2. Aux termes de l'article L. 313-15 du code de l'entrée et du séjour des étrangers et du droit d'asile : " A titre exceptionnel et sauf si sa présence constitue une menace pour l'ordre public, la carte de séjour temporaire prévue aux 1° et 2° de l'article L. 313-10 portant la mention " salarié " ou la mention " travailleur temporaire " peut être délivrée, dans l'année qui suit son dix-huitième anniversaire, à l'étranger qui a été confié à l'aide sociale à l'enfance entre l'âge de seize ans et l'âge de dix-huit ans et qui justifie suivre depuis au moins six mois une formation destinée à lui apporter une qualification professionnelle, sous réserve du caractère réel et sérieux du suivi de cette formation, de la nature de ses liens avec sa famille restée dans le pays d'origine et de l'avis de la structure d'accueil sur l'insertion de cet étranger dans la société française. Le respect de la condition prévue à l'article L. 313-2 n'est pas exigé. ".

3. Aux termes de l'article L. 111-6 du code de l'entrée et du séjour des étrangers et du droit d'asile : " La vérification de tout acte d'état civil étranger est effectuée dans les conditions définies par l'article 47 du code civil (...) ". L'article 47 du code civil dispose que: " Tout acte de l'état civil des Français et des étrangers fait en pays étranger et rédigé dans les formes usitées dans ce pays fait foi, sauf si d'autres actes ou pièces détenus, des données extérieures ou des éléments tirés de l'acte lui-même établissent, le cas échéant après toutes vérifications utiles, que cet acte est irrégulier, falsifié ou que les faits qui y sont déclarés ne correspondent pas à la réalité ". Il n'appartient pas aux autorités administratives françaises de mettre en doute le bien-fondé d'une décision rendue par une autorité juridictionnelle étrangère, hormis le cas où le document aurait un caractère frauduleux.

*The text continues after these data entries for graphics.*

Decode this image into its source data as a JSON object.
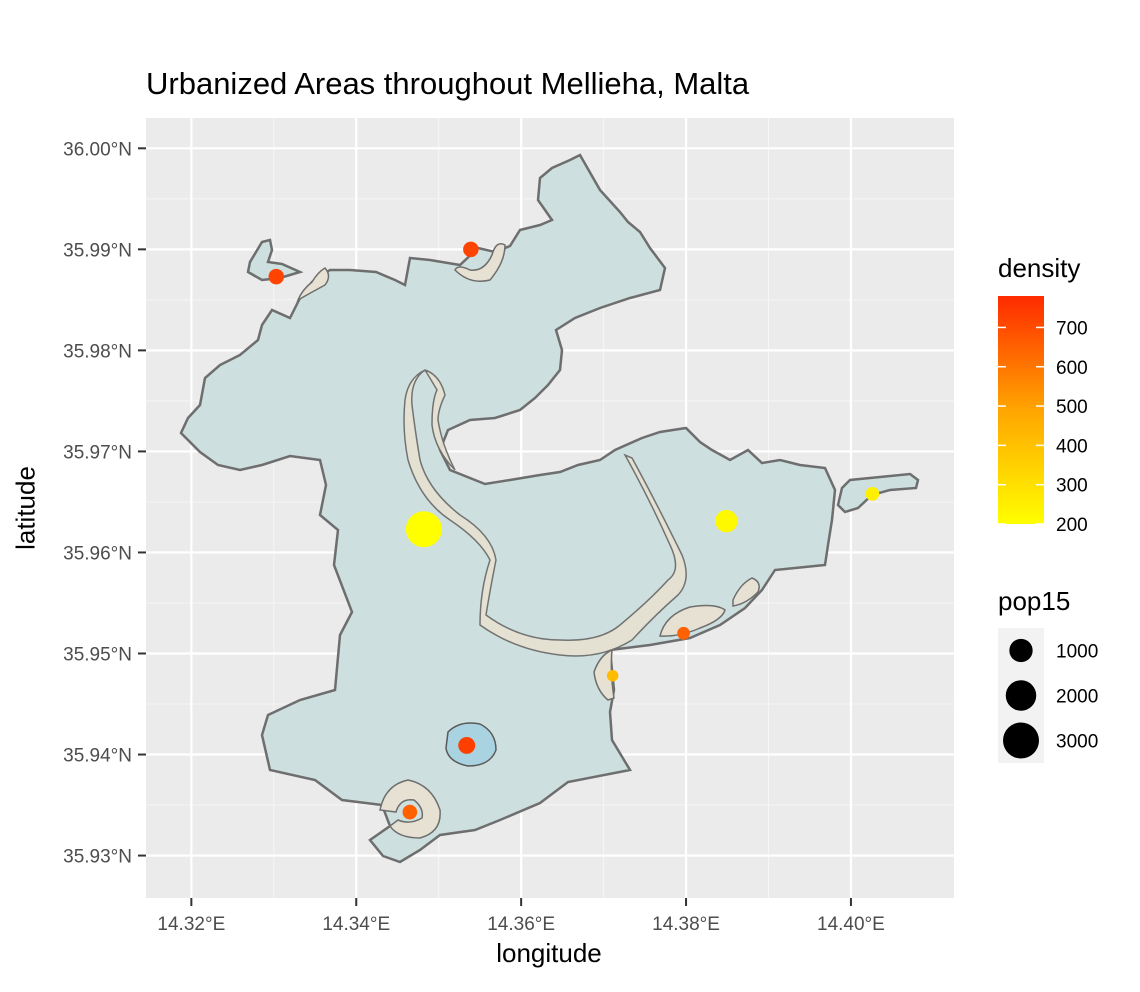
{
  "chart_data": {
    "type": "map",
    "title": "Urbanized Areas throughout Mellieha, Malta",
    "xlabel": "longitude",
    "ylabel": "latitude",
    "xlim": [
      14.3145,
      14.4125
    ],
    "ylim": [
      35.9258,
      36.003
    ],
    "x_ticks": [
      {
        "value": 14.32,
        "label": "14.32°E"
      },
      {
        "value": 14.34,
        "label": "14.34°E"
      },
      {
        "value": 14.36,
        "label": "14.36°E"
      },
      {
        "value": 14.38,
        "label": "14.38°E"
      },
      {
        "value": 14.4,
        "label": "14.40°E"
      }
    ],
    "y_ticks": [
      {
        "value": 35.93,
        "label": "35.93°N"
      },
      {
        "value": 35.94,
        "label": "35.94°N"
      },
      {
        "value": 35.95,
        "label": "35.95°N"
      },
      {
        "value": 35.96,
        "label": "35.96°N"
      },
      {
        "value": 35.97,
        "label": "35.97°N"
      },
      {
        "value": 35.98,
        "label": "35.98°N"
      },
      {
        "value": 35.99,
        "label": "35.99°N"
      },
      {
        "value": 36.0,
        "label": "36.00°N"
      }
    ],
    "grid": true,
    "colors": {
      "panel": "#ebebeb",
      "grid": "#ffffff",
      "land": "#cddfde",
      "border": "#6e6e6e",
      "urban": "#e6e1d2",
      "urban_border": "#6e6e6e",
      "water": "#a9d3e0"
    },
    "points": [
      {
        "lon": 14.3303,
        "lat": 35.9873,
        "density": 720,
        "pop15": 300
      },
      {
        "lon": 14.3539,
        "lat": 35.99,
        "density": 720,
        "pop15": 300
      },
      {
        "lon": 14.3482,
        "lat": 35.9623,
        "density": 200,
        "pop15": 3000
      },
      {
        "lon": 14.3849,
        "lat": 35.9631,
        "density": 220,
        "pop15": 900
      },
      {
        "lon": 14.4026,
        "lat": 35.9658,
        "density": 250,
        "pop15": 200
      },
      {
        "lon": 14.3797,
        "lat": 35.952,
        "density": 650,
        "pop15": 150
      },
      {
        "lon": 14.3711,
        "lat": 35.9478,
        "density": 420,
        "pop15": 100
      },
      {
        "lon": 14.3534,
        "lat": 35.9409,
        "density": 730,
        "pop15": 400
      },
      {
        "lon": 14.3465,
        "lat": 35.9343,
        "density": 650,
        "pop15": 250
      }
    ],
    "legend": {
      "position": "right",
      "density": {
        "title": "density",
        "scale": "gradient",
        "low_color": "#ffff00",
        "high_color": "#ff2a00",
        "min": 200,
        "max": 780,
        "breaks": [
          200,
          300,
          400,
          500,
          600,
          700
        ]
      },
      "pop15": {
        "title": "pop15",
        "breaks": [
          1000,
          2000,
          3000
        ]
      }
    }
  }
}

4. Pour refuser à M. A...la délivrance d'un titre de séjour, le préfet de

la Haute-Garonne s'est notamment fondé sur ce que l'intéressé ne pouvait justifier " ni avoir été confié à l'aide sociale à l'enfance entre l'âge de ses 16 ans et l'âge de 18 ans, ni avoir déposé sa demande dans l'année qui suit son dix-huitième anniversaire ", l'acte de naissance présenté à l'appui de sa demande étant un faux. M. A...se prévaut, pour la première fois en appel, d'un jugement supplétif d'acte de naissance en date du 15 juin 2017 ainsi que de l'extrait d'acte de naissance établi sur le fondement de ce jugement, légalisés par les autorités guinéennes, selon lesquels il est né le 10 novembre 1997. Si ces documents ont été établis postérieurement à l'arrêté contesté, ils révèlent une situation qui lui est antérieure et doivent donc être pris en compte pour en apprécier la légalité. Dans ces conditions, et alors que le préfet ne conteste pas sérieusement l'authenticité de ce document, l'appelant doit être regardé comme établissant sa date de naissance le 10 novembre 1997. Dans ces conditions, M.A..., entré en France en mars 2015 et placé auprès des services de l'aide sociale à l'enfance de Toulouse en qualité de mineur isolé doit être regardé comme ayant été confié à l'aide sociale à l'enfance entre l'âge de seize ans et l'âge de dix-huit ans et pouvait, dès lors, solliciter la délivrance d'un titre de séjour sur le fondement de l'article L. 313-15 du code de l'entrée et du séjour des étrangers et du droit d'asile.

5. Il ressort, par ailleurs, des pièces du dossier que, depuis le mois de

septembre 2015, M. A...suivait une scolarité à l'issue de laquelle il a d'ailleurs obtenu le certificat d'aptitude professionnelle (CAP) " Préparation et réalisation d'ouvrages électriques " en juin 2017. Les attestations versées au dossier, émanant des établissements scolaires et de l'équipe éducative révèlent que M. A...s'est toujours investi dans sa formation destinée à lui apporter une qualification professionnelle, a constamment fait preuve de sérieux et a obtenu de très bons résultats scolaires. La note sociale produite témoigne également que l'appelant a fait preuve d'une réelle volonté d'intégration dans la société française. Enfin, il n'est pas établi ni même allégué que sa présence constituerait une menace pour l'ordre public, ni qu'il entretiendrait des rapports avec sa famille restée au pays.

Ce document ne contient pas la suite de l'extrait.